Given an integer array A[0..n), the prefix-sum problem asks for a data structure built from A that supports for any 0 ≤ i < n:
- sum(i) = A[0] + ... + A[i];
- update(i, x) which sets A[i] to A[i] + x.
- access(i) = A[i].
The library implements the following solutions to solve the problem.
- binary Segment-Tree (top-down and bottom-up)
- b-ary Segment-Tree (b > 2)
- Fenwick-Tree
- b-ary Fenwick-Tree
- blocked Fenwick-Tree with blocks of b keys
- truncated Fenwick-Tree with blocks of leaves of b keys
For a description and anlysis of all these data structures, see the paper Practical Trade-Offs for the Prefix-Sum Problem (SPE 2020).
Please, cite the paper if you use this library.
The code is tested on Linux with gcc
7.4 and 9.2.1; on Mac 10.14 with clang
10.0.0 and 11.0.0.
To build the code, CMake
is required.
Clone the repository with
git clone --recursive /~
If you have cloned the repository without --recursive
, you will need to perform the following commands before
git submodule init
git submodule update
To compile the code for a release environment (see file CMakeLists.txt
for the used compilation flags), it is sufficient to do the following:
mkdir build
cd build
cmake ..
make -j
By default, SIMD AVX instructions are enabled (flag -DDISABLE_AVX=Off
). If you want to
disable them (although your compiler has proper support), you can compile with
cmake .. -DDISABLE_AVX=On
make -j
For the best of performance, we recommend compiling with (default configuration):
make -j
For a testing environment, use the following instead:
mkdir debug_build
cd debug_build
make -j
To benchmark the running time of sum and update for the disired data structure, use the program src/perf
. Running the program
without arguments will show what arguments are required.

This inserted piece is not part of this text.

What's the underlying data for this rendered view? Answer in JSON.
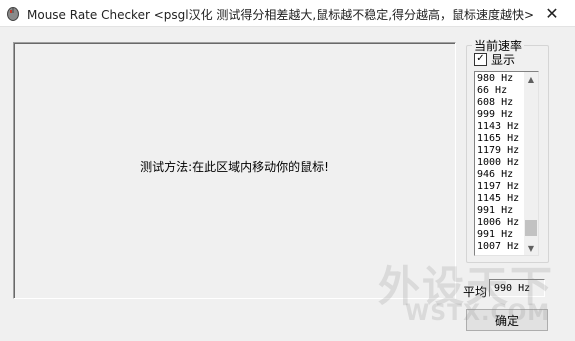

(See also the file src/perf.cpp
for a list of available
data structure types.)
Below we show some examples.
The command
./perf ft sum
will benchmark the speed of sum queries for the Fenwick Tree data structure (ft
), by varying the size of the input array from 250 to 1,000,000,000.
The command
./perf sts_256 update -i 40
will benchmark the speed of updates for the SIMD Segment Tree
with branching factor 256 (sts_256
) for an array
of size floor((1.25893)^40) = 2,511,886.
The unit tests are written using doctest.
After compilation, it is advised to run the unit tests with:
make test